1. Introduction
COVID-19 has totaled more than 100 million cases and more than 2.5 million deaths worldwide as of 17 March 2021. To date, several clinical risk factors for poor COVID-19 outcome have been identified (e.g., age, body mass index (BMI), cardiovascular comorbidities, and humoral immune response), but controversy exists about the role of previous immunity to related coronaviruses. Antibodies against SARS CoV-2 have been shown to correlate with clinical outcome in several large trials, with positivity for anti-spike receptor-binding domain predictive for survival [1]. Theoretically, cross-reacting anti-SARS CoV-2 antibodies could facilitate infection of angiotensin-converting enzyme 2 (ACE-2)-deficient cell types via Fc receptors, and lead to increased viral replication within the body. The phenomenon, called original antigenic sin (OAS) or antibody-dependent enhancement (ADE) of infection, is well known for different viral families (e.g., Dengue virus, Yellow Fever virus, human immunodeficiency virus type 1, respiratory syncytial virus (RSV), Hantavirus, Ebola virus, West Nile virus, etc.) and different coronaviruses, including SARS CoV-2 [2,3]. Different species of alphacoronaviruses and betacoronaviruses infect humans, having variable degrees of similarity and potential cross-reactivity to SARS CoV-2. In silico analysis shows that OC43, HKU1, 229E, and NL63 are expected to induce immune memory against SARS CoV-2 by sharing protein fragments (antigen epitopes) for presentation to the immune system by MHC class I [4]. We thus investigated whether previous immunity to the seasonal (endemic) coronaviruses could affect the clinical outcome of COVID-19.
2. Materials and Methods
2.1. Patients
In total, 78 consecutive COVID-19 patients (defined as having a SARS CoV-2-positive nasopharyngeal swab with real-time RT-PCR) attending the COVID-19 hospital units were enrolled in the study. The study protocol was approved by the internal review board (protocol number: 165/2020) and all patients provided informed consent. Clinical outcomes were registered according to the highest rank in the World Health Organization’s (WHO) ordinal scale of COVID-19 severity [5]: no limitation of activities (1), limitation of activities (2), hospitalized without oxygen therapy (3), oxygen by mask or nasal prongs (4), non-invasive ventilation or high-flow oxygen (5), intubation and mechanical ventilation (6), ventilation with additional organ support (7), or death (8).
2.2. Serology
As per diagnostic protocols, the patients were tested for anti-SARS CoV-2 antibodies using the Liaison S1/S2 IgG assay (DiaSorin, Saluggia, Italy). The residual serum samples were also tested using a recently marketed line immunoassay recomLine SARS CoV-2 IgG (Mikrogen Diagnostik GmbH, Neuried, Germany). The strip test simultaneously detects IgG against nucleoproteins (NP) of seasonal coronaviruses 229E, NL63, OC43, HKU1, and to 3 different antigens of SARS-CoV-2 (nucleoprotein, S1 Spike subunit, and receptor-binding domain, RBD). Intensity of the detected antigen bands were determined by automated reading.
2.3. Statistical Analysis
Standard statistical methods were used to describe patients’ demographics (age, sex), clinical status (comorbidities and other previous infections), and antibodies against NP of HCoV-229E (NP.229E), HCoV-NL63 (NP.NL63), HCoV-OC43 (NP.OC43), HCoV-HKU1 (NP.HKU1), and 3 different antigens of SARS CoV-2 (NP.SARS.2, RBD.SARS.2, S1.SARS.2).

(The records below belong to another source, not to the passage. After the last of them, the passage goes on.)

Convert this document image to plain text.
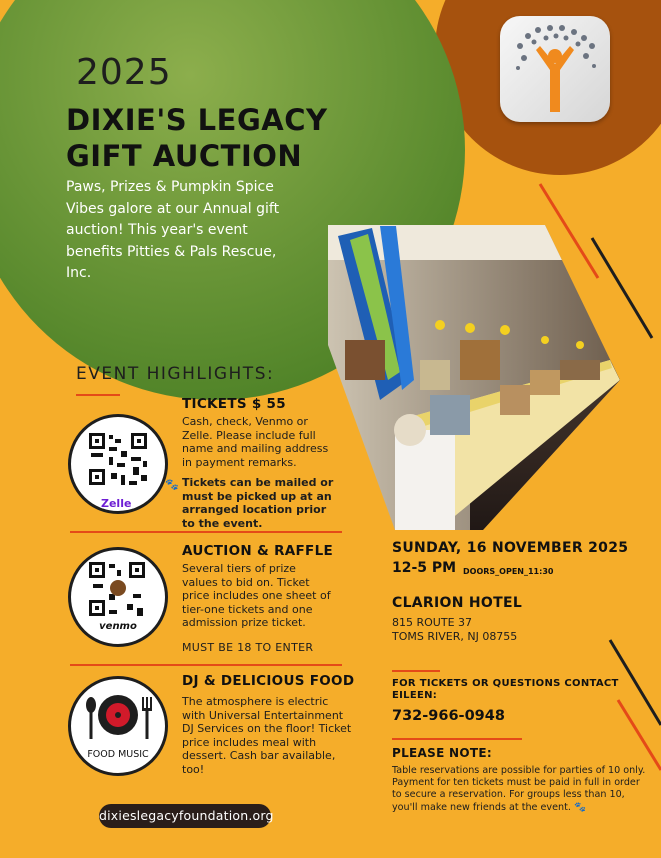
2025
DIXIE'S LEGACY
GIFT AUCTION
Paws, Prizes & Pumpkin Spice Vibes galore at our Annual gift auction! This year's event benefits Pitties & Pals Rescue, Inc.
EVENT HIGHLIGHTS:
Zelle
TICKETS $ 55
Cash, check, Venmo or Zelle. Please include full name and mailing address in payment remarks.
🐾 Tickets can be mailed or must be picked up at an arranged location prior to the event.
venmo
AUCTION & RAFFLE
Several tiers of prize values to bid on. Ticket price includes one sheet of tier-one tickets and one admission prize ticket.
MUST BE 18 TO ENTER
FOOD MUSIC
DJ & DELICIOUS FOOD
The atmosphere is electric with Universal Entertainment DJ Services on the floor! Ticket price includes meal with dessert. Cash bar available, too!
SUNDAY, 16 NOVEMBER 2025
12-5 PM DOORS_OPEN_11:30
CLARION HOTEL
815 ROUTE 37
TOMS RIVER, NJ 08755
FOR TICKETS OR QUESTIONS CONTACT EILEEN:
732-966-0948
PLEASE NOTE:
Table reservations are possible for parties of 10 only. Payment for ten tickets must be paid in full in order to secure a reservation. For groups less than 10, you'll make new friends at the event. 🐾
dixieslegacyfoundation.org
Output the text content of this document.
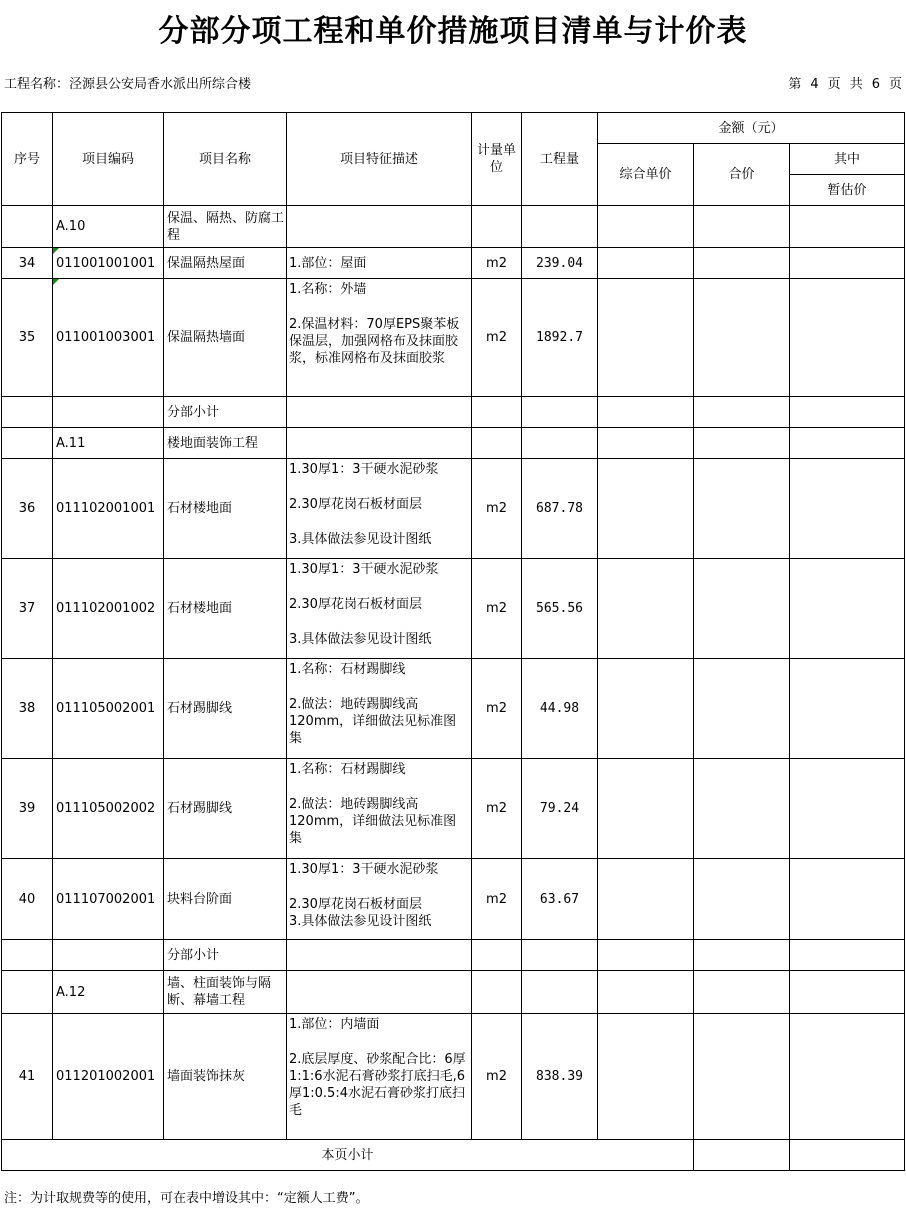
分部分项工程和单价措施项目清单与计价表
工程名称：泾源县公安局香水派出所综合楼	第 4 页 共 6 页
序号	项目编码	项目名称	项目特征描述	计量单位	工程量	金额（元）		
						综合单价	合价	其中
								暂估价
	A.10	保温、隔热、防腐工程						
34	011001001001	保温隔热屋面	1.部位：屋面	m2	239.04			
35	011001003001	保温隔热墙面	1.名称：外墙
2.保温材料：70厚EPS聚苯板保温层，加强网格布及抹面胶浆，标准网格布及抹面胶浆	m2	1892.7			
		分部小计						
	A.11	楼地面装饰工程						
36	011102001001	石材楼地面	1.30厚1：3干硬水泥砂浆
2.30厚花岗石板材面层
3.具体做法参见设计图纸	m2	687.78			
37	011102001002	石材楼地面	1.30厚1：3干硬水泥砂浆
2.30厚花岗石板材面层
3.具体做法参见设计图纸	m2	565.56			
38	011105002001	石材踢脚线	1.名称：石材踢脚线
2.做法：地砖踢脚线高120mm，详细做法见标准图集	m2	44.98			
39	011105002002	石材踢脚线	1.名称：石材踢脚线
2.做法：地砖踢脚线高120mm，详细做法见标准图集	m2	79.24			
40	011107002001	块料台阶面	1.30厚1：3干硬水泥砂浆
2.30厚花岗石板材面层
3.具体做法参见设计图纸	m2	63.67			
		分部小计						
	A.12	墙、柱面装饰与隔断、幕墙工程						
41	011201002001	墙面装饰抹灰	1.部位：内墙面
2.底层厚度、砂浆配合比：6厚1:1:6水泥石膏砂浆打底扫毛,6厚1:0.5:4水泥石膏砂浆打底扫毛	m2	838.39			
本页小计								
注：为计取规费等的使用，可在表中增设其中：“定额人工费”。
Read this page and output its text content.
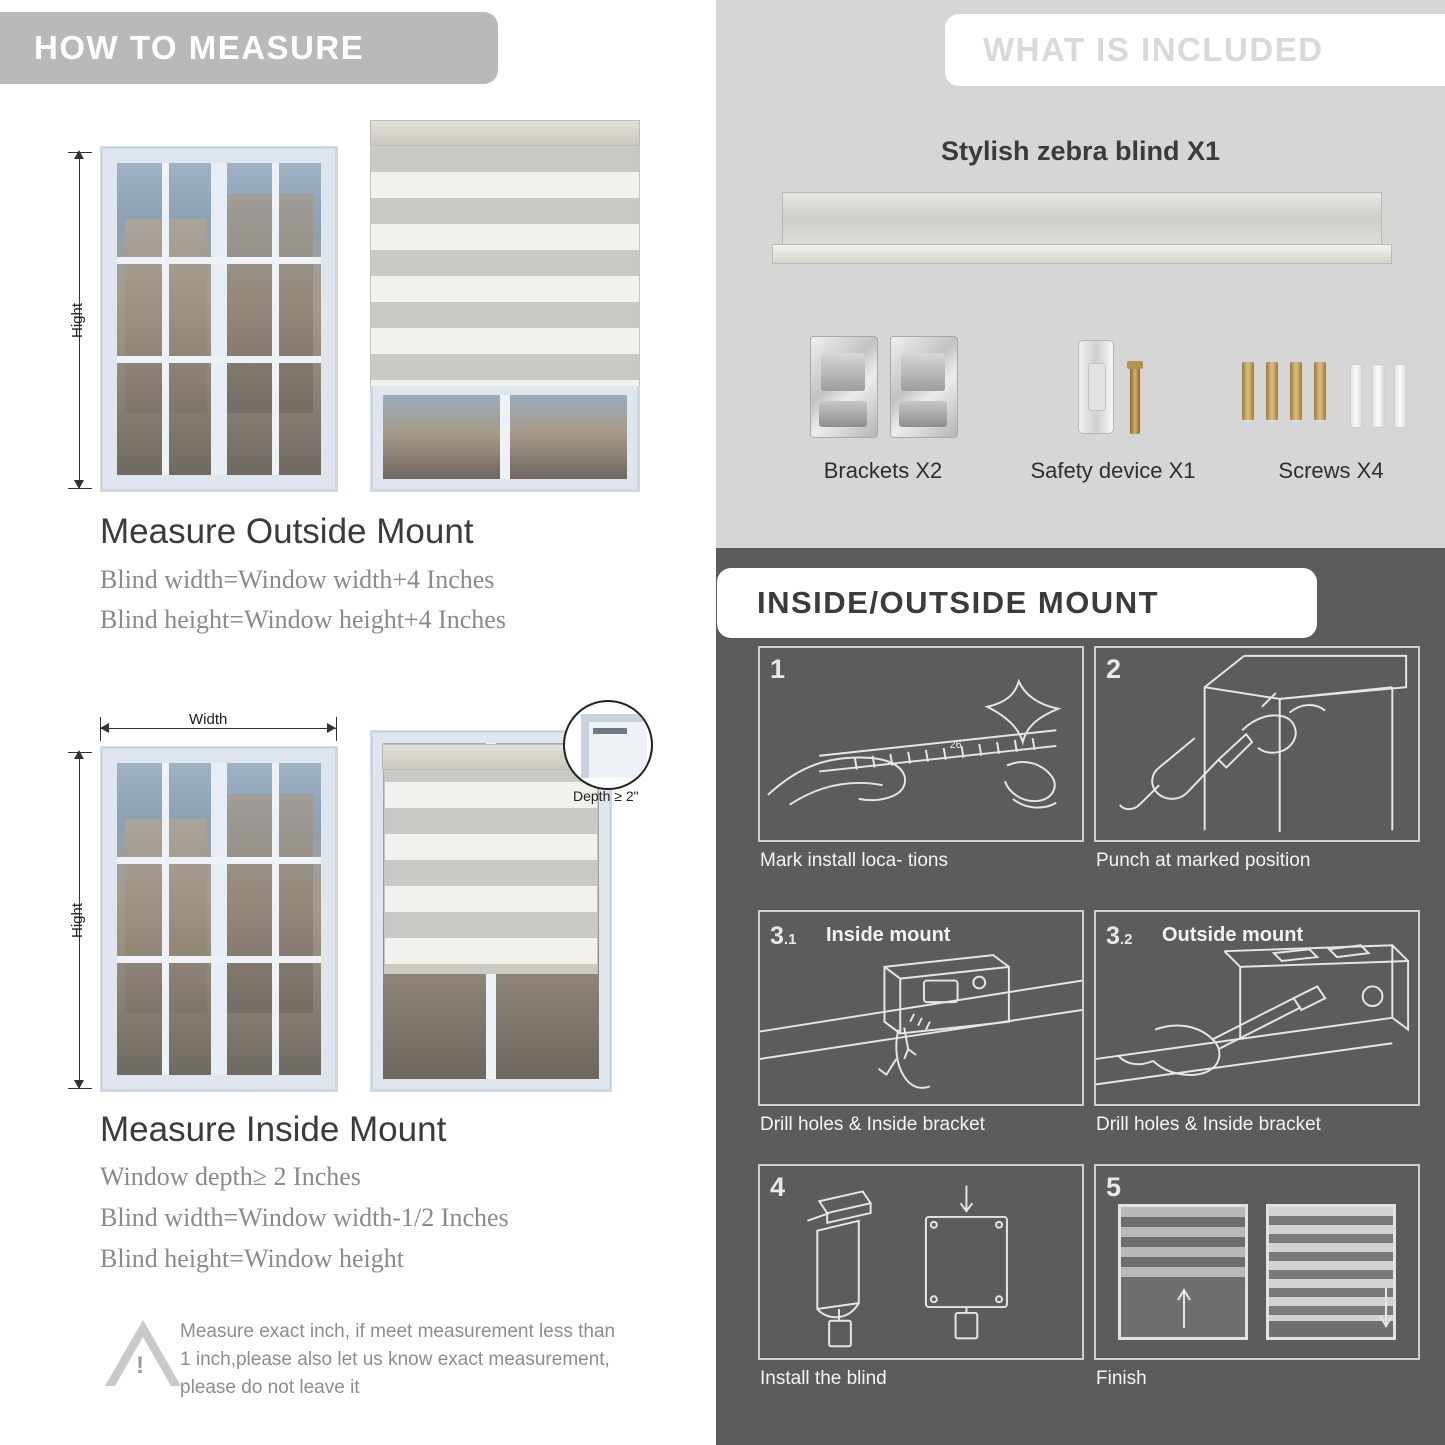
HOW TO MEASURE
Hight
Measure Outside Mount
Blind width=Window width+4 Inches
Blind height=Window height+4 Inches
Width
Hight
Depth ≥ 2"
Measure Inside Mount
Window depth≥ 2 Inches
Blind width=Window width-1/2 Inches
Blind height=Window height
!
Measure exact inch, if meet measurement less than 1 inch,please also let us know exact measurement, please do not leave it
WHAT IS INCLUDED
Stylish zebra blind X1
Brackets X2	Safety device X1	Screws X4
INSIDE/OUTSIDE MOUNT
26
1
Mark install loca- tions
2
Punch at marked position
3.1 Inside mount
Drill holes & Inside bracket
3.2 Outside mount
Drill holes & Inside bracket
4
Install the blind
5
Finish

A frequency analysis was conducted for the considered outcome “maximal WHO score” during the disease course. This dependent variable was defined by the different levels of disease, from score 0 corresponding to an asymptomatic status to score 8, indicating severe diseases.
The partial correlation coefficients were used to measure the relationship between the different independent variables adjusted for sex and age. In particular, we focused our analysis on the nucleocapsid proteins (NP) of NP.229E, NP.NL63, NP.OC43, and NP.HKU1, applying a graphical analysis to describe the relation between them.
We used Poisson regression with robust variance [6] to calculate unadjusted and adjusted incidence rate ratios and corresponding 95% as estimates of the association between WHO scores, which are considered as dichotomous variables (0 corresponding to 0–4 score and 1 corresponding to 5–8) and clinical statuses (i.e., NP or other antibodies). Adjusted ratios were obtained using gender and age as confounders. A p-value < 0.05 was considered as statistically significant”. Statistical analyses were performed using R version 4.0.3 (2020-10-10).
3. Results
Subjects were mainly females (52.6%, Table 1), younger than 65 years (50.0%), with no comorbidity (70.5%) and no opportunistic infection (56.4%). The majority of subjects was seronegative for seasonal coronaviruses (67.9% for anti-HCoV-299E, 67.9% for anti-HCov-NL63, and 84.6% for anti-HCoV-OC43 NP IgG). Moreover, 51.3% of subjects had no detectable SARS CoV-2 antibodies.
Anti-HCoV 229E NP and NL63 NP IgG were correlated (Figure 1, partial correlation coefficient = 0.903, p-value < 0.0001), as were anti-HCoV OC43 NP and HKU1 NP IgG (Figure 2, coefficient = 0.306, p-value < 0.006).
Table 2 summarizes the results of the logistical regression model, adjusted for comorbidities, sex, and age. Variables significantly associated with worse outcomes (WHO clinical severity ≥5) were co-infections (IRR: 2.75; 95% CI: 1.56, 4.83), anti-HCoV 229E nucleocapsid IgG (1.87; 1.22, 2.87), anti-HCoV NL63 nucleocapsid IgG (1.80; 1.18, 2.94), and the combination of the latter 2 IgGs (1.94; 1.27, 2.98). XXX
4. Discussion
The Coronaviridae family includes the 7 most known human coronaviruses that cause mild to moderate respiratory infections (i.e., HCoV-229E, HCoV-NL63, HCoV-OC43, HCoV-HKU1) as well as severe illness and death (MERS CoV, SARS CoV, SARS CoV-2) (summarized in Table 3). Severe infections induce hyperinflammatory responses that are often intensified by host adaptive immune pathways to profoundly advance disease severity. Proinflammatory responses are triggered by HCoV entry mediated by host cell surface receptors. Interestingly, 5 of the 7 strains use 3 cell surface metallopeptidases (CD13, CD26, and ACE2) as receptors, whereas the others employ O-acetylated-sialic acid (a key feature of metallopeptidases) for entry. It is unknown as to why HCoV evolved to use peptidases as their receptors, yet the peptidase activities of the receptors are dispensable, suggesting the virus uses/benefits from other functions of these molecules. Indeed, these receptors participate in the immune-modulatory pathways that contribute to the pathological hyperinflammatory response [7].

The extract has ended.